Nano tanks are hard to maintain due to water parameters.  This is a closed system so any kind of spike in Ammonia or nitrite could wipe out the whole system. You must perform weekly or daily water changes to this tank.  So water parameters must be pristine. Also you must not overcrowd a nano tank keep 1 inch of fish per 3 gallons of water volume.  This will help the tanks biofilter and limit any NH3 spike.

 For a good reef set-up you will need premium lighting VHO or Halide (5 watts per gallon) plus great filtration as well as a good protein skimmer. I am sure that these would be upgrades to the system your were talking about.

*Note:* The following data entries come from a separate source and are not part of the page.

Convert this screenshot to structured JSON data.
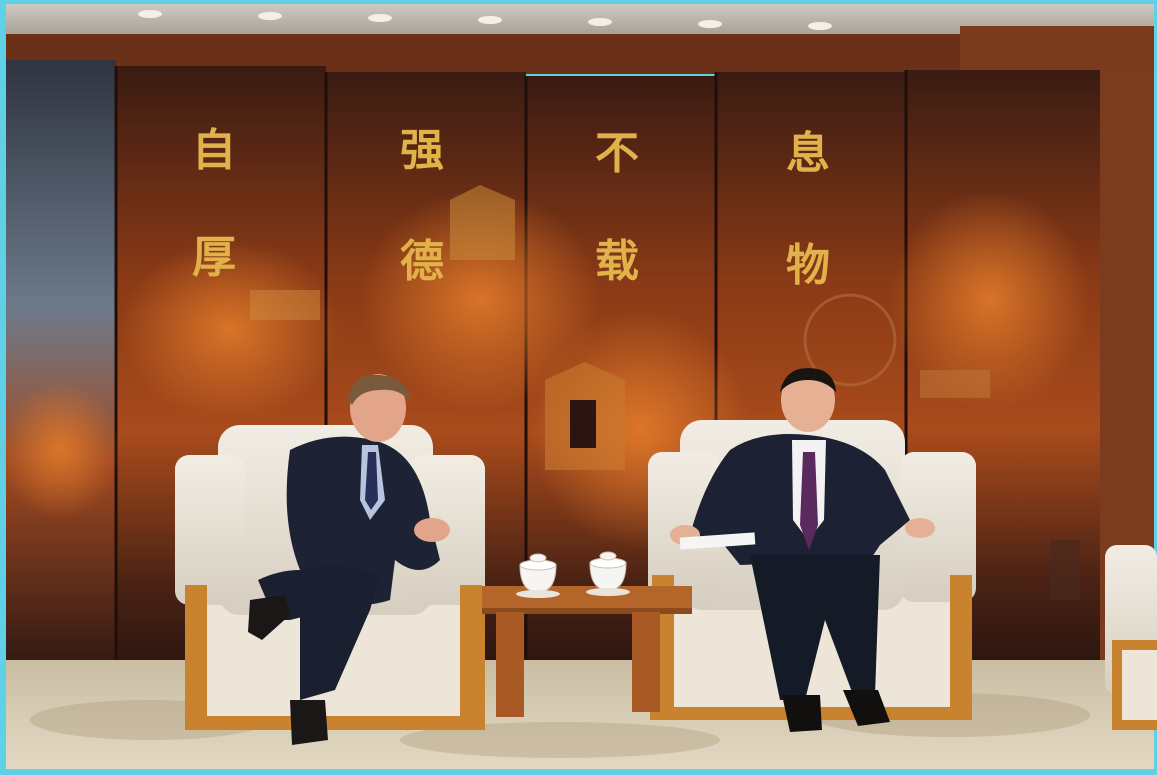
{
  "photo": {
    "screen_calligraphy": {
      "upper_row": [
        "自",
        "强",
        "不",
        "息"
      ],
      "lower_row": [
        "厚",
        "德",
        "载",
        "物"
      ]
    },
    "colors": {
      "border": "#5fd0e6",
      "ceiling": "#d9d6cf",
      "screen_dark": "#2a1410",
      "screen_orange": "#b3541e",
      "gold_text": "#e2b24a",
      "armchair": "#e9e2d6",
      "armchair_wood": "#c9822e",
      "table_wood": "#b4652a",
      "carpet": "#d8cdb4",
      "suit_navy": "#1c2233",
      "tie_purple": "#5a2a5e"
    }
  }
}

I have one 20 gallon nano with 150 watts of lighting, a CPR protein skimmer, one powerhead, an Aqua clear 70 hang on filter with 2 inches of live sand and 20 pounds of live rock.  This tanks holds 1 longnose hawk fish, and 1 pair of banded coral shrimp with some mushroom coral. I do more work with this tank than my 75 gallon show tank. Again if you can keep up on water quality then you should be alright. Make sure you get good quality test kits like Salifert kits.  They are a bit $$ but are worth it because of their accuracy.  

I have seen some (Nano's) in Doctor Fosters/Smith with an upgrade in the lighting aspect.  I believe they are 12-25 gallons in volume.

If you need any thing else let me know.